Meno spiegabile è il fatto che abbiamo anche abbondanti tracce di un antico sistema di numerazione in base dodici, nei dodici mesi dell’anno, nei dodici segni dello zodiaco, nelle ventiquattro ore in cui è divisa la giornata, nei dodici numeri sul quadrante dell’orologio, nei trecentosessanta gradi il cui è divisa la rotazione di una circonferenza, in base ai quali misuriamo l’ampiezza di un angolo, e non contiamo il fatto che in alcune culture il dodici è un numero sacro (le dodici tribù di Israele, i dodici apostoli).

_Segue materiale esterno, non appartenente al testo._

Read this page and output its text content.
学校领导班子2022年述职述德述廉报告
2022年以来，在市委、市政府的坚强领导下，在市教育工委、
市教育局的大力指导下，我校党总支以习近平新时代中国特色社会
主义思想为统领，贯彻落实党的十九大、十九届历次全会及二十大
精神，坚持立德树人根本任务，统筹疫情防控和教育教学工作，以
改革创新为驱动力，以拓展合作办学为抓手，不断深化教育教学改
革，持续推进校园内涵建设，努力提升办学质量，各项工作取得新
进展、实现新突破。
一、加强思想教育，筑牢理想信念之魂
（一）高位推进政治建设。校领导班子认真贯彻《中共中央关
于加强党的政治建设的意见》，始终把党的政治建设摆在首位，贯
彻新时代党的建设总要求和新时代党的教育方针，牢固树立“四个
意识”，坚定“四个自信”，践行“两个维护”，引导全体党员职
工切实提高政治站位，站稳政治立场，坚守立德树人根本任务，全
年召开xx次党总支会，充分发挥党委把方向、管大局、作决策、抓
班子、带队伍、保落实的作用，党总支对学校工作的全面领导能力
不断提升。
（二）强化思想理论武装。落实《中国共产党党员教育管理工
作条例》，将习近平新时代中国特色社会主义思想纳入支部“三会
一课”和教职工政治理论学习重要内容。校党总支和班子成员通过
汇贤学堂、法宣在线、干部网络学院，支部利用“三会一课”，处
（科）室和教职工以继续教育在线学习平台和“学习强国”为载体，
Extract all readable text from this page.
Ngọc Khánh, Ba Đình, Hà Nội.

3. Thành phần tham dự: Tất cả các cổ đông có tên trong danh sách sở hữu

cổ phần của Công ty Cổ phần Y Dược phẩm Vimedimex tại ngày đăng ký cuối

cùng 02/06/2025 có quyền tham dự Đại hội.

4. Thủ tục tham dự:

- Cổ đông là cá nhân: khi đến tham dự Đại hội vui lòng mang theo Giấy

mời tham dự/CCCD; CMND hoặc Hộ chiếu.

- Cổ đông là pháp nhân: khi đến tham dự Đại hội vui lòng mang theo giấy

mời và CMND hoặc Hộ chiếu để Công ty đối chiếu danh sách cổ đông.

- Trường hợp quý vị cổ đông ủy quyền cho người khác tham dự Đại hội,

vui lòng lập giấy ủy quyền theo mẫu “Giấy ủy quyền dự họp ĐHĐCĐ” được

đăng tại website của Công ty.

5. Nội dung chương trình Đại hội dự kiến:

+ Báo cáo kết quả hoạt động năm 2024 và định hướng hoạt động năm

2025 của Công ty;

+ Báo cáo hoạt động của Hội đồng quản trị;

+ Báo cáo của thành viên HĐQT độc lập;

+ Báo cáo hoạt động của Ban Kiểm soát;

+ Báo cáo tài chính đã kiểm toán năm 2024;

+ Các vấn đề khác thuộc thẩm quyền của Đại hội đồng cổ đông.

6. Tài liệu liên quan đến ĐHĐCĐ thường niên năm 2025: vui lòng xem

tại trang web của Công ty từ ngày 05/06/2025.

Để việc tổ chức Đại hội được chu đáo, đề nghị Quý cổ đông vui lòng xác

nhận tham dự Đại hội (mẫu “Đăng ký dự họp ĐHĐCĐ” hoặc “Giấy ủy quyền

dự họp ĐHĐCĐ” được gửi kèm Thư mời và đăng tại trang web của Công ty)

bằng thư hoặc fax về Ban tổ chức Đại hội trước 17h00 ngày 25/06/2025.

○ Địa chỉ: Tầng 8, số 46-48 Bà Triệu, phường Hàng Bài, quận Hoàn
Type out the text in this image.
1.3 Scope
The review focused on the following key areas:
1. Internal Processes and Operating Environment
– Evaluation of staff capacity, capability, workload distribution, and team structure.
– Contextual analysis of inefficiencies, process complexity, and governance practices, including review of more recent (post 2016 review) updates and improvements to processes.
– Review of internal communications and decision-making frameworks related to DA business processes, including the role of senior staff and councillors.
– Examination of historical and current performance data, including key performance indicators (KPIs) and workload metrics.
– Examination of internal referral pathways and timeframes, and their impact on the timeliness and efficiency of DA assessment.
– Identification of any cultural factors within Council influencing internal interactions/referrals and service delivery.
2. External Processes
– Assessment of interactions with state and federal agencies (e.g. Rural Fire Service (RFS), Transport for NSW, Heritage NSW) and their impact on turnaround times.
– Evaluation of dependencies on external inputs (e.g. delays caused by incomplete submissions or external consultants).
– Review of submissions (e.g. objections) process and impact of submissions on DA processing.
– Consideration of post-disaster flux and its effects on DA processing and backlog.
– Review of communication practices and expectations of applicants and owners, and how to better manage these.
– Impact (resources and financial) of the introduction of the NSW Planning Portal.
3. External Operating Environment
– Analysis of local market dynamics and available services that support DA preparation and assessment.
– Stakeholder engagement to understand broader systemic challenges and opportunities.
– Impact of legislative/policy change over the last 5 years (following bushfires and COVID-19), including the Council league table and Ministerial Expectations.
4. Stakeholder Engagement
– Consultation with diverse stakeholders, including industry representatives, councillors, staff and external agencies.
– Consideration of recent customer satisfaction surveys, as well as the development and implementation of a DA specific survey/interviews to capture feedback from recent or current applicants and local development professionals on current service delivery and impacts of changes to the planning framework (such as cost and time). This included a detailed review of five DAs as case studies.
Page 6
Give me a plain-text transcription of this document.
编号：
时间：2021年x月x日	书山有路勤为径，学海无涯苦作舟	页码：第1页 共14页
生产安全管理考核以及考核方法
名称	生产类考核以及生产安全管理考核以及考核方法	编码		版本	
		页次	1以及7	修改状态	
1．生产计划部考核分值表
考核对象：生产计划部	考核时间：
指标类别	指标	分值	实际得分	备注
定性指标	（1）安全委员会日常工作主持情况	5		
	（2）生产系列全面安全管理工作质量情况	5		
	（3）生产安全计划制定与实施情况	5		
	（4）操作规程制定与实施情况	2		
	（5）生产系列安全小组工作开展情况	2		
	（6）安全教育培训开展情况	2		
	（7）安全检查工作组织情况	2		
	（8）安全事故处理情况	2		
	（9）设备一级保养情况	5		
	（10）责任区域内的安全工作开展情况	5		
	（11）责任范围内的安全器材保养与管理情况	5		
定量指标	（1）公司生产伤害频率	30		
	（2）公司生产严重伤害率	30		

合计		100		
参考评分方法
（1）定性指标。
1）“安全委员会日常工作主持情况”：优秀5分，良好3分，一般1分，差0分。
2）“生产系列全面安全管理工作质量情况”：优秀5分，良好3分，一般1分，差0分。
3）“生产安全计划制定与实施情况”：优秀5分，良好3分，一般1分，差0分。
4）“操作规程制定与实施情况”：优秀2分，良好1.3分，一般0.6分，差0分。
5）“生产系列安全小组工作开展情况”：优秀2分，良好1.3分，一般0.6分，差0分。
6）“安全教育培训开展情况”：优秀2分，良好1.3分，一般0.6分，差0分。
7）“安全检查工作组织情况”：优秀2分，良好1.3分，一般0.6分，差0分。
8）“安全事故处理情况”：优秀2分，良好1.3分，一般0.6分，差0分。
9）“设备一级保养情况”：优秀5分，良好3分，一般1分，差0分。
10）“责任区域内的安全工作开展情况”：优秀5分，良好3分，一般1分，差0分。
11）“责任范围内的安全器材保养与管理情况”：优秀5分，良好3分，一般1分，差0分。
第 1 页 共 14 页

Nelle lingue germaniche, a differenza di quelle neolatine, si conserva traccia di un sistema duodecimale (in italiano, undici e dodici sono uno più dieci e due più dieci, ma elf e zwolf in tedesco ed eleven e twelve in inglese hanno radici autonome).

 La spiegazione classica che questo dipenderebbe dal fatto astronomico che in un anno ci sono dodici lunazioni, (e non contiamo il parallelismo fra le lunazioni e il ciclo femminile), non è molto convincente, perché in realtà esse sono tredici (un semplice calcolo: 28 x 13 + 1 = 365), anche se qui può essere rintracciata l’origine della settimana di sette giorni: una settimana è un quarto di lunazione.

La spiegazione di Patiskaja si collega al fatto che l’esadattilia, cioè l’avere sei dita per mano, è un fenomeno raro ma non rarissimo nella specie umana, cita la bibbia, che ci parla dei Nephelim, giganti a sei dita, e il caso di una famiglia brasiliana i cui membri sono esadattili, con sei dita per mano perfettamente funzionali. Il sistema numerico duodecimale sarebbe stato creato da un clan di sciamani esadattili.

Una spiegazione che però onestamente non mi convince, il sistema duodecimale può essere stato adottato semplicemente perché più comodo anche se meno immediato rispetto a quello in base dieci, infatti dodici si può dividere senza resto per due, per tre, per quattro, per sei.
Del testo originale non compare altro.